Documenting Supply Agreements in Horticulture

23 November 2017 –

One of the major culture changes being driven by the Horticulture Code of Conduct is the requirement for Growers and Wholesalers (Traders) to have Supply Agreements in place, or Horticulture Produce Agreements (HPAs) as they are described in the Code.

Establishing a documented Supply Agreement tends to create tensions between manufacturers/producers and the buyers of their products, not only because it is a legal document, but because the Agreement addresses some areas which may have previously been dealt with by the parties to the Agreement in a flexible and informal manner.

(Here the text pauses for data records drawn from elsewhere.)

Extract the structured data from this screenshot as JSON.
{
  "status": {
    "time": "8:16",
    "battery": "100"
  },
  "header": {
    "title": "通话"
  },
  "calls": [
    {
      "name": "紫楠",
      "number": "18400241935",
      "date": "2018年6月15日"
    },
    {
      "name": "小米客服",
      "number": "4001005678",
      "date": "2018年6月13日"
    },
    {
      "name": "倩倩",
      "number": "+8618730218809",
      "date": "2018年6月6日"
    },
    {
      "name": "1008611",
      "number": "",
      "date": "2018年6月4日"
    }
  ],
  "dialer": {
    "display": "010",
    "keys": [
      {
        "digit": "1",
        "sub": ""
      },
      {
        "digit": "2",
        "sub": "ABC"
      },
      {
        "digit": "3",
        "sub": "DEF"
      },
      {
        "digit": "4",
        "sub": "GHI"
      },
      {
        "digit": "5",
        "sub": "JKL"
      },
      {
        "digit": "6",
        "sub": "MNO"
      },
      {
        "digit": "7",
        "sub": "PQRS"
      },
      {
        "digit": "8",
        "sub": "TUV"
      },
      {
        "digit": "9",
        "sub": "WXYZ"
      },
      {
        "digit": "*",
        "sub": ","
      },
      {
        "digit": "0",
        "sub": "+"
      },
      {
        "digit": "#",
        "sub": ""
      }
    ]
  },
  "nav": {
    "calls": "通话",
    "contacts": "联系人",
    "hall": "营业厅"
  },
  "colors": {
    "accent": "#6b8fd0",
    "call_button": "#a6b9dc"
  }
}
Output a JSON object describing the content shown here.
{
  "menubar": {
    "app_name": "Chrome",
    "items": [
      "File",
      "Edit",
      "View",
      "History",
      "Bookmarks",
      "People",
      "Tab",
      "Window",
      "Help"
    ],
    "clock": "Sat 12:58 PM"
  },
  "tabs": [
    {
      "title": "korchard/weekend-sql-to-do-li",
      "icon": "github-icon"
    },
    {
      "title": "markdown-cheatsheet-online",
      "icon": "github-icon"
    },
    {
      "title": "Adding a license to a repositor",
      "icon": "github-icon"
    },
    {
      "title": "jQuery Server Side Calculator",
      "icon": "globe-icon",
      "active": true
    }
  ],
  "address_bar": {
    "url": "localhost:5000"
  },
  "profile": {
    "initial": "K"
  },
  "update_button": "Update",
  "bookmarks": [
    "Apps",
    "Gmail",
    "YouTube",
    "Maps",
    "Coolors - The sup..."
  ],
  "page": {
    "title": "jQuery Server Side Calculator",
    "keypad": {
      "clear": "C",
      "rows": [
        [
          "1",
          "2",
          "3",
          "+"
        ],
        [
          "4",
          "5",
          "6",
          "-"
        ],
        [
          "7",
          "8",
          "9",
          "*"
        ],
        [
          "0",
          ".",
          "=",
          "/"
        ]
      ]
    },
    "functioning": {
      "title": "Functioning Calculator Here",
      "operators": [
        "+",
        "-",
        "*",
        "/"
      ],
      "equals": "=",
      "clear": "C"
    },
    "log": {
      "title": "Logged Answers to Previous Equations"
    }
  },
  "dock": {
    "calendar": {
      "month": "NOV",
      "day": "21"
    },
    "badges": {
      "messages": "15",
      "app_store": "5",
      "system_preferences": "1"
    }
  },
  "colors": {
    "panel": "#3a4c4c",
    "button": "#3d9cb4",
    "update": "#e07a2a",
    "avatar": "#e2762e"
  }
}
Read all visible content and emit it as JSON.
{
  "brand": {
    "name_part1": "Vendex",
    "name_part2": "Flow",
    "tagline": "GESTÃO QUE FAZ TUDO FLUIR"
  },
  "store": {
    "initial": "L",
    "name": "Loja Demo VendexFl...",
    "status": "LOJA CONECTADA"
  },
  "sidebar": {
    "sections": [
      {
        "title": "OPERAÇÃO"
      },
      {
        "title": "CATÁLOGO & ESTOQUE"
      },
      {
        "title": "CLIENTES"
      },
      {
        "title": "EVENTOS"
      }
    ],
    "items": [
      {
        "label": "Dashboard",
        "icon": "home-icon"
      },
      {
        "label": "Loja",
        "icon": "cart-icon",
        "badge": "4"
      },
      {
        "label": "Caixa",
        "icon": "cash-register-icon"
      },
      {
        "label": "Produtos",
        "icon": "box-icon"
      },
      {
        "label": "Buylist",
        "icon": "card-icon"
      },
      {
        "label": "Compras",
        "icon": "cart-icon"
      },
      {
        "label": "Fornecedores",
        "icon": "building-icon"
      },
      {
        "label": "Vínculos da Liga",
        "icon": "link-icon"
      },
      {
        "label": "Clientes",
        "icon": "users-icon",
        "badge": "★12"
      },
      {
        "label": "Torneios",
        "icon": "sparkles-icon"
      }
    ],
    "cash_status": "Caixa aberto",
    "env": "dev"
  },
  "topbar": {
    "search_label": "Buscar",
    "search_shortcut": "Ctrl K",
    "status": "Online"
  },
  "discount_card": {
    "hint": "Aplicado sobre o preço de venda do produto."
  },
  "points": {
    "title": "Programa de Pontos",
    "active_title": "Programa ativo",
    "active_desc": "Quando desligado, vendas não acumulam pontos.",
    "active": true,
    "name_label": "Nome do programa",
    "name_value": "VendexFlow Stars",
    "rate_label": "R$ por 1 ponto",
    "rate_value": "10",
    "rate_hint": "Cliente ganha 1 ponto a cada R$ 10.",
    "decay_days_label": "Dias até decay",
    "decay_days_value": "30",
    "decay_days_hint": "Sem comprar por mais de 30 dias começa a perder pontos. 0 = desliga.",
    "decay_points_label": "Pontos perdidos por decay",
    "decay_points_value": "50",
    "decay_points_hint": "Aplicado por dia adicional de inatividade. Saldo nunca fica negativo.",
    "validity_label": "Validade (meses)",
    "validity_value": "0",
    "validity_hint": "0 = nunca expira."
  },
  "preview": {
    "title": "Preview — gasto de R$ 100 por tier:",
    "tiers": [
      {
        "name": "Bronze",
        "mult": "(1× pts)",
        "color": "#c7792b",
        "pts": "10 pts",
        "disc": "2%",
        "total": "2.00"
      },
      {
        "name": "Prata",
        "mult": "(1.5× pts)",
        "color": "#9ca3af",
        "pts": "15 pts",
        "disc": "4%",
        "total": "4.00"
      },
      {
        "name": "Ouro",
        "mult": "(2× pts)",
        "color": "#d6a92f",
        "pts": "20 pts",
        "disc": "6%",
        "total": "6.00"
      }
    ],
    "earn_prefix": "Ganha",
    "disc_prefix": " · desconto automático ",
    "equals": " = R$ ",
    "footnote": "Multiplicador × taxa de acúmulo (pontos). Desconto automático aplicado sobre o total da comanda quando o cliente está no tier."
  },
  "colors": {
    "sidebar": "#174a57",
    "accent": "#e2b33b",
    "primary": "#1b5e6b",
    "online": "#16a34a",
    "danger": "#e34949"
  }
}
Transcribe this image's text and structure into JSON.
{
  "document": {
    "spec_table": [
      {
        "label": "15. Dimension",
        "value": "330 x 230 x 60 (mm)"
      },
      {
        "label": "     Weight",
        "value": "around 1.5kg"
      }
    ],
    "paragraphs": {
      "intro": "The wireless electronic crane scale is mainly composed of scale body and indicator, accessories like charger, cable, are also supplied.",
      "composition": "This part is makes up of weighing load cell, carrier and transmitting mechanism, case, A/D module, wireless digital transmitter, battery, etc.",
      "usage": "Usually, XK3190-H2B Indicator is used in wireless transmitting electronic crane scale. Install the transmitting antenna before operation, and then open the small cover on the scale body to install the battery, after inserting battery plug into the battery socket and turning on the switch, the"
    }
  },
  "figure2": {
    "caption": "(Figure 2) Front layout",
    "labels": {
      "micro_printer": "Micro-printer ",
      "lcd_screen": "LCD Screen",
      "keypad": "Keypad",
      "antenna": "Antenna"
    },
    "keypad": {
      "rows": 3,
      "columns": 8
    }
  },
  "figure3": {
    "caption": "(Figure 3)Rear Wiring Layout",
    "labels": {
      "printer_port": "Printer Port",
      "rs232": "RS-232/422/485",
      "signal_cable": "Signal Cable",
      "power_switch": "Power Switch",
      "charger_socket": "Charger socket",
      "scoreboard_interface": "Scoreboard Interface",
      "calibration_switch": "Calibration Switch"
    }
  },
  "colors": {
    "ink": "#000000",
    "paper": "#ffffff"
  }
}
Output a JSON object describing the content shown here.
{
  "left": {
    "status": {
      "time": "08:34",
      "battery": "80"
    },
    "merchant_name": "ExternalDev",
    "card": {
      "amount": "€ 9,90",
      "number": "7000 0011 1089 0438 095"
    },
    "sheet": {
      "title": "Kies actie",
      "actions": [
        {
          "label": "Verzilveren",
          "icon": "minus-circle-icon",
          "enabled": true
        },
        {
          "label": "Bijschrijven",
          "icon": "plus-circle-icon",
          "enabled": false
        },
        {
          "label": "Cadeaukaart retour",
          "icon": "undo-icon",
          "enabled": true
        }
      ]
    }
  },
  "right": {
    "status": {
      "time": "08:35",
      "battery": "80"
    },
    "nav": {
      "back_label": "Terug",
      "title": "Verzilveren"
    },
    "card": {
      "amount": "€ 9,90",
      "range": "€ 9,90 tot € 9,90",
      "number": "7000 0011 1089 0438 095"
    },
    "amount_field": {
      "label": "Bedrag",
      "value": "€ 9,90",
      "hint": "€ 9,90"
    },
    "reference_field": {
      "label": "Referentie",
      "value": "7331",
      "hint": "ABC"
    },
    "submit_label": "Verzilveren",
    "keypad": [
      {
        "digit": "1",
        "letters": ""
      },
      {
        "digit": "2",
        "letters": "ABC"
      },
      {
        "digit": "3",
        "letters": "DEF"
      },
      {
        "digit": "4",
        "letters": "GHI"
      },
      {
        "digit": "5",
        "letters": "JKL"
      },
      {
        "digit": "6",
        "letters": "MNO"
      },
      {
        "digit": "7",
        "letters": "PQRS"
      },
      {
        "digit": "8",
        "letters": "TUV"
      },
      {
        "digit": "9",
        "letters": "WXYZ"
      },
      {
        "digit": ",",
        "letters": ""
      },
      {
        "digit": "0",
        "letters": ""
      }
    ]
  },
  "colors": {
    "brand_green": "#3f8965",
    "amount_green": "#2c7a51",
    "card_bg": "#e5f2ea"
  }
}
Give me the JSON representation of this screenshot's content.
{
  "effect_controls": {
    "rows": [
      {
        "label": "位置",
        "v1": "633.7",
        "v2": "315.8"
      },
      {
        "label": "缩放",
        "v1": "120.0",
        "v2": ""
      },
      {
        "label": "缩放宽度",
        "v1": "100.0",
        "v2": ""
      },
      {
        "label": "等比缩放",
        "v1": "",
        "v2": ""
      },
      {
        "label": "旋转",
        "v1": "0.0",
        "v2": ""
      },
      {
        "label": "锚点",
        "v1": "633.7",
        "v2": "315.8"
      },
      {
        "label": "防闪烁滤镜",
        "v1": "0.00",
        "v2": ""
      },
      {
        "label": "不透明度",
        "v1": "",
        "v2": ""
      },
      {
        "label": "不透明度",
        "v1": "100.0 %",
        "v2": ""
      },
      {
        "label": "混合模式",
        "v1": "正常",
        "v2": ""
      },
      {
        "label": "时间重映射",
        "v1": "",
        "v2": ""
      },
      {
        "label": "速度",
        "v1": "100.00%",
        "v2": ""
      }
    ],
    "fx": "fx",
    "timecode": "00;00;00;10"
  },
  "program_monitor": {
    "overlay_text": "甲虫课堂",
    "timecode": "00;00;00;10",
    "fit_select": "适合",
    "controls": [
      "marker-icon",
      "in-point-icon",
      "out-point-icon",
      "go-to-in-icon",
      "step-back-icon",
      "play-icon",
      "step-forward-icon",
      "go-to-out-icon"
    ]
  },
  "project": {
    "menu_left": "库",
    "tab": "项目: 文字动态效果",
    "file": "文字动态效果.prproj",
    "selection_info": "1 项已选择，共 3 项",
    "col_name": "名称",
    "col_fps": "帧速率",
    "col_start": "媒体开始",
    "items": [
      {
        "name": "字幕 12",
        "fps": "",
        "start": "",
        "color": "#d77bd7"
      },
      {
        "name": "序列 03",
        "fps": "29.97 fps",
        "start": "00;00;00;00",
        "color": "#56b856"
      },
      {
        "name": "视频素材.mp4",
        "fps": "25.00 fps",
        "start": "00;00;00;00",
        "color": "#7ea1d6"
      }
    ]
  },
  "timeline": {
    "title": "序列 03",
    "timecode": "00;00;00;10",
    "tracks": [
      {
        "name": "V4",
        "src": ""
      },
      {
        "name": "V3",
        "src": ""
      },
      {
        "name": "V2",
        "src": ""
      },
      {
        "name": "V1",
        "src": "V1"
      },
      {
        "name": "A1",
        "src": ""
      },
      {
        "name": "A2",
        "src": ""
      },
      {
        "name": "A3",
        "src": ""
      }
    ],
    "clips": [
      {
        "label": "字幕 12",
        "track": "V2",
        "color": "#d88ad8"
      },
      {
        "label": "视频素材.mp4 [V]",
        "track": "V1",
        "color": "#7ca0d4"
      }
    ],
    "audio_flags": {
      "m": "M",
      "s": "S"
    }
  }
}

The HPAs required under the Horticulture Code of Conduct are no exception. These are contractual Supply Agreements and there is a legal requirement that they must be in place.

While the template Merchant HPA document developed by the wholesaling sector’s national representative organisation, Fresh Markets Australia (FMA), covers all the requirements of the Code, it also addresses a number of other matters commonly contained in business Supply Agreements.  This has resulted in the inclusion of two specific clauses in the FMA template document which have garnered significant attention – attention which FMA believes is unnecessary when the clauses are considered in their proper context.

The clauses in question relate to a Trader’s ability to claim a credit/refund from a Grower of produce which the Trader has purchased and on-sold and which has subsequently been shown to be out of specification, not as described by the Grower, or to have an inherit quality defect.

The HPA defines this product as “non-complying” and gives the Trader the ability to claim a credit/refund to recover the damages/loss they have incurred, up to a maximum of the sale price of the produce.

These provisions reflect what is commonly seen in Supply Agreements, not just in this industry, but generally in all industries. This point deserves emphasis, in that this is a standard type of clause in business Supply Agreements.

An example of how the clause operates is where a Trader, acting as a merchant, believes they are purchasing and selling Class 1 produce, and the purchaser of that produce returns half of it, having established that it is clearly Class 2. In this scenario, it is legitimate for the Trader to be able to make a claim back against the Grower for the losses suffered as a direct result of the supply by the Grower of non-complying produce.

Solutions for those who are unsure about the implications of these clauses and how to manage their perceived risk include:

  • Communicating with your Traders and being accurate in your descriptions of the quality and grade of the produce which you are selling and supplying;
  • Supplying produce which meets the description stamped on the packaging or the produce (Class 1, etc.);
  • Raising and resolving disputes quickly (e.g. the FMA – Growers hotline); and
  • Taking responsibility for the quality of the produce sent to Market and the relationships you have with your Traders.

It is concerning that some Growers and Grower representative organisations have the view that once a Grower sells their produce, they have no responsibility for that produce, even if it is clearly not what the Grower said it would be (quality, grade etc.) and, therefore, is in breach of the Grower’s obligations under the HPA.

Traders must also do the right thing and ensure that any claims made against Growers are supported by the appropriate documentation or evidence.

At the end of the day, what will work best for all parties is ensuring that there is a strong commercial relationship and documented Terms of Trade in place, supported by good communication and appropriate levels of trust.